Former Dayton cheerleader Carol Sue Gallagher was caught off guard when a family member forwarded a picture of her displaying unbridled joy during the 1967 NCAA tournament finals.
She had some old newspapers clips that contained shots of the cheerleaders when the Flyers took on mighty UCLA, but this was different. She wondered who took it and why it surfaced online after 50 years. What really threw her, though, was that the photo was in vivid color.
"I had never before seen myself in color before when I was a cheerleader. It took me a minute. I thought, Is that really me?" she said.
It was. The Sports Illustrated Vault tweeted a picture her practically spilling out on the court during the game in Louisville. She contacted the magazine to see if she could get a higher-quality version of the shot and learned there was another one taken at that game. The editor sent it to her, and, after chatting, decided Gallagher was worthy of a story.
The picture and article appear in Sports Illustrated on newsstands now, taking up a half-page in the Major-League Baseball preview edition.
But the 70-year-old grandmother would have changed one thing about the SI package. She liked the picture of her and the squad that didn't get used much better.
"I was four or five feet in the air," she said with a laugh. "I was doing complete jump-splits in the air. I can't believe I could do that."
Her friends where she now lives in Weeki Wachee, Fla., jokingly ask her if she can still do that maneuver.
"You'd have to have an ambulance standing by!"
Carol Sue Hengesbach, as she was known then, was a cheerleader for just one season. She graduated from UD with a two-year associate degree in 1967 and then married and moved away.
But the memories of that magical tourney run haven't faded.
"By the time the final game came around, we were all walking on air," she said. "I'm sure the players would tell you the same thing. It was such a Cinderella journey."
Every game was tight on the way to the Final Four. The Flyers blew out North Carolina, 76-62, in the semifinals before falling to UCLA and Lew Alcindor, 79-64, in the championship game.
Afterward, she had an impromptu meeting with the Bruins' star player who later changed his name to Kareem Abdul-Jabbar.
"I went back to the hotel, and UCLA was staying there, too," Gallagher said. "I went through the lobby, and the UCLA players were standing around. They said, 'There's a Dayton cheerleader.'
"I guess I looked scared or something. He said, 'Leave the girl alone.' He escorted me through the lobby and up the elevator, and he took me to my floor. I thanked him. He was just being protective, I think. He was very, very nice. I just remember he was also very quiet but very polite to people who walked up to him and asked, 'How tall are you?' and that kind of thing."

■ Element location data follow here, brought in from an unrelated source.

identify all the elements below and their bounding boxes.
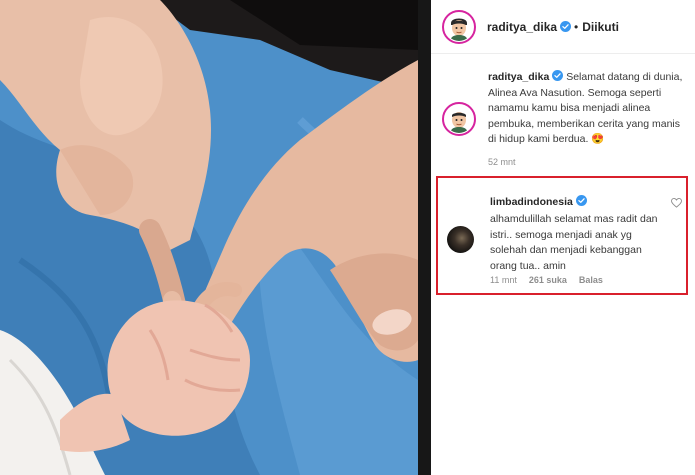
post-caption: raditya_dika Selamat datang di dunia, Al…	[431, 54, 695, 148]
verified-badge-icon	[552, 70, 564, 81]
caption-timestamp[interactable]: 52 mnt	[488, 157, 695, 167]
cartoon-face-icon	[445, 12, 473, 41]
comment-meta: 11 mnt 261 suka Balas	[490, 275, 603, 285]
post-side-panel: raditya_dika • Diikuti raditya_dika Sela…	[431, 0, 695, 475]
reply-button[interactable]: Balas	[579, 275, 603, 285]
comment-timestamp[interactable]: 11 mnt	[490, 275, 517, 285]
heart-icon[interactable]	[671, 198, 682, 208]
comment-text: alhamdulillah selamat mas radit dan istr…	[490, 213, 658, 272]
separator-dot: •	[574, 19, 579, 34]
cartoon-face-icon	[445, 105, 473, 133]
author-avatar[interactable]	[442, 9, 476, 44]
verified-badge-icon	[560, 21, 572, 32]
follow-status-button[interactable]: Diikuti	[582, 20, 619, 34]
caption-author-avatar[interactable]	[442, 102, 476, 136]
author-username[interactable]: raditya_dika	[487, 20, 557, 34]
commenter-username-row: limbadindonesia	[490, 195, 587, 208]
commenter-avatar[interactable]	[447, 226, 474, 253]
post-photo[interactable]	[0, 0, 418, 475]
comment-likes[interactable]: 261 suka	[529, 275, 567, 285]
panel-divider	[418, 0, 431, 475]
photo-illustration	[0, 0, 418, 475]
caption-username[interactable]: raditya_dika	[488, 71, 549, 83]
highlighted-comment-box: limbadindonesia alhamdulillah selamat ma…	[436, 176, 688, 295]
verified-badge-icon	[575, 195, 587, 206]
commenter-username[interactable]: limbadindonesia	[490, 196, 573, 208]
caption-text-block: raditya_dika Selamat datang di dunia, Al…	[488, 70, 685, 148]
post-header: raditya_dika • Diikuti	[431, 0, 695, 54]
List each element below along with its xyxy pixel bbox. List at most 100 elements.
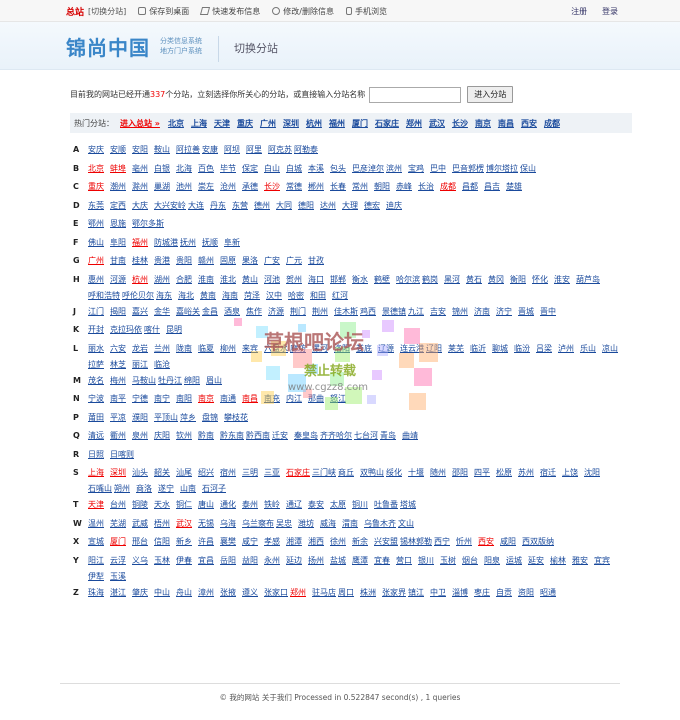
- city-link[interactable]: 新乡: [176, 534, 198, 550]
- city-link[interactable]: 保定: [242, 161, 264, 177]
- city-link[interactable]: 呼伦贝尔: [122, 288, 156, 304]
- city-link[interactable]: 铜川: [352, 497, 374, 513]
- city-link[interactable]: 辽源: [378, 341, 400, 357]
- city-link[interactable]: 临夏: [198, 341, 220, 357]
- city-link[interactable]: 贵阳: [176, 253, 198, 269]
- city-link[interactable]: 驻马店: [312, 585, 338, 601]
- city-link[interactable]: 宿州: [220, 465, 242, 481]
- city-link[interactable]: 商丘: [338, 465, 360, 481]
- city-link[interactable]: 巴中: [430, 161, 452, 177]
- city-link[interactable]: 巴音郭楞: [452, 161, 486, 177]
- city-link[interactable]: 泰安: [308, 497, 330, 513]
- city-link[interactable]: 焦作: [246, 304, 268, 320]
- site-logo[interactable]: 锦尚中国: [66, 32, 150, 61]
- city-link[interactable]: 西安: [478, 534, 500, 550]
- city-link[interactable]: 铜仁: [176, 497, 198, 513]
- login-link[interactable]: 登录: [602, 7, 618, 16]
- city-link[interactable]: 上饶: [562, 465, 584, 481]
- city-link[interactable]: 临沧: [154, 357, 176, 373]
- city-link[interactable]: 湘潭: [286, 534, 308, 550]
- city-link[interactable]: 福州: [132, 235, 154, 251]
- city-link[interactable]: 南平: [110, 391, 132, 407]
- city-link[interactable]: 玉林: [154, 553, 176, 569]
- city-link[interactable]: 固原: [220, 253, 242, 269]
- city-link[interactable]: 蚌埠: [110, 161, 132, 177]
- city-link[interactable]: 汕头: [132, 465, 154, 481]
- city-link[interactable]: 温州: [88, 516, 110, 532]
- city-link[interactable]: 阿坝: [224, 142, 246, 158]
- city-link[interactable]: 九江: [408, 304, 430, 320]
- city-link[interactable]: 昌吉: [484, 179, 506, 195]
- city-link[interactable]: 襄樊: [220, 534, 242, 550]
- city-link[interactable]: 镇江: [408, 585, 430, 601]
- city-link[interactable]: 肇庆: [132, 585, 154, 601]
- city-link[interactable]: 宿迁: [540, 465, 562, 481]
- city-link[interactable]: 昌都: [462, 179, 484, 195]
- city-link[interactable]: 泉州: [132, 428, 154, 444]
- hot-city-link[interactable]: 福州: [329, 118, 345, 129]
- city-link[interactable]: 周口: [338, 585, 360, 601]
- city-link[interactable]: 中卫: [430, 585, 452, 601]
- city-link[interactable]: 七台河: [354, 428, 380, 444]
- city-link[interactable]: 陇南: [176, 341, 198, 357]
- city-link[interactable]: 漳州: [198, 585, 220, 601]
- city-link[interactable]: 苏州: [518, 465, 540, 481]
- city-link[interactable]: 遵义: [242, 585, 264, 601]
- city-link[interactable]: 荆门: [290, 304, 312, 320]
- city-link[interactable]: 营口: [396, 553, 418, 569]
- city-link[interactable]: 三明: [242, 465, 264, 481]
- city-link[interactable]: 曲靖: [402, 428, 424, 444]
- city-link[interactable]: 长春: [330, 179, 352, 195]
- city-link[interactable]: 玉树: [440, 553, 462, 569]
- city-link[interactable]: 平顶山: [154, 410, 180, 426]
- city-link[interactable]: 揭阳: [110, 304, 132, 320]
- city-link[interactable]: 玉溪: [110, 569, 132, 585]
- city-link[interactable]: 杭州: [132, 272, 154, 288]
- city-link[interactable]: 甘南: [110, 253, 132, 269]
- city-link[interactable]: 林芝: [110, 357, 132, 373]
- city-link[interactable]: 马鞍山: [132, 373, 158, 389]
- city-link[interactable]: 盐城: [330, 553, 352, 569]
- city-link[interactable]: 上海: [88, 465, 110, 481]
- city-link[interactable]: 济南: [474, 304, 496, 320]
- city-link[interactable]: 铁岭: [264, 497, 286, 513]
- city-link[interactable]: 枣庄: [474, 585, 496, 601]
- mobile-browse-link[interactable]: 手机浏览: [345, 6, 387, 17]
- city-link[interactable]: 聊城: [492, 341, 514, 357]
- city-link[interactable]: 鸡西: [360, 304, 382, 320]
- city-link[interactable]: 濮阳: [132, 410, 154, 426]
- city-link[interactable]: 承德: [242, 179, 264, 195]
- city-link[interactable]: 秦皇岛: [294, 428, 320, 444]
- city-link[interactable]: 梧州: [154, 516, 176, 532]
- city-link[interactable]: 阿克苏: [268, 142, 294, 158]
- city-link[interactable]: 拉萨: [88, 357, 110, 373]
- city-link[interactable]: 阳江: [88, 553, 110, 569]
- city-link[interactable]: 德州: [254, 198, 276, 214]
- city-link[interactable]: 西双版纳: [522, 534, 556, 550]
- city-link[interactable]: 宁德: [132, 391, 154, 407]
- city-link[interactable]: 阿勒泰: [294, 142, 320, 158]
- city-link[interactable]: 广州: [88, 253, 110, 269]
- hot-city-link[interactable]: 厦门: [352, 118, 368, 129]
- city-link[interactable]: 广安: [264, 253, 286, 269]
- city-link[interactable]: 恩施: [110, 216, 132, 232]
- city-link[interactable]: 自贡: [496, 585, 518, 601]
- city-link[interactable]: 乌兰察布: [242, 516, 276, 532]
- city-link[interactable]: 本溪: [308, 161, 330, 177]
- city-link[interactable]: 哈尔滨: [396, 272, 422, 288]
- city-link[interactable]: 衢州: [110, 428, 132, 444]
- city-link[interactable]: 兰州: [154, 341, 176, 357]
- city-link[interactable]: 佛山: [88, 235, 110, 251]
- city-link[interactable]: 银川: [418, 553, 440, 569]
- city-link[interactable]: 巴彦淖尔: [352, 161, 386, 177]
- city-link[interactable]: 汕尾: [176, 465, 198, 481]
- city-link[interactable]: 大理: [342, 198, 364, 214]
- city-link[interactable]: 毕节: [220, 161, 242, 177]
- city-link[interactable]: 文山: [398, 516, 420, 532]
- city-link[interactable]: 呼和浩特: [88, 288, 122, 304]
- city-link[interactable]: 酒泉: [224, 304, 246, 320]
- city-link[interactable]: 资阳: [518, 585, 540, 601]
- city-link[interactable]: 石河子: [202, 481, 228, 497]
- city-link[interactable]: 珠海: [88, 585, 110, 601]
- city-link[interactable]: 锦州: [452, 304, 474, 320]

Even in defeat, the enthusiasm over what the Flyers accomplished didn't wane.
"One thing I do remember about the game was the arena was just electric with support for Dayton," Gallagher said. "Everybody that was still there from Houston (which lost to UCLA in the semis) and North Carolina were rooting for the underdog. It was extremely fun."
Never has a school felt so proud over finishing second.
"We spent the whole evening, outside around town, saying, 'We're No. 2!' and holding our fingers up," she said.
Gallagher works with current husband Otteau Christiansen in corporate video production and has followed the Flyers from afar. And when he asked what she wanted for her 70
th birthday, she chose to go to her first Dayton game in a half-century.
They were in the UD Arena stands when the Flyers beat VCU for the Atlantic 10 title on March 1. And she saw some old faces. Coach Don Donoher and the '67 team were honored that night for the 50
th anniversary of their achievement.
Gallagher was impressed with the cheerleaders, who are much more like gymnasts today. She posed with the squad for a picture afterward.
She also was in awe of the sellout crowd of 13,455. The Flyers had a rabid following at the Fieldhouse when she was in school, but the fan base has grown considerably.
"I wish I could have cheered there because of how wonderful the arena was. I heard about it all this time, and it was everything it was cracked up to be. It was a great place to watch basketball," she said.
"The crowd and the band and the bandleader were everything I hoped it would be. As my husband put it, it's not often that an event lives up to your expectations or surpasses them, but this one did."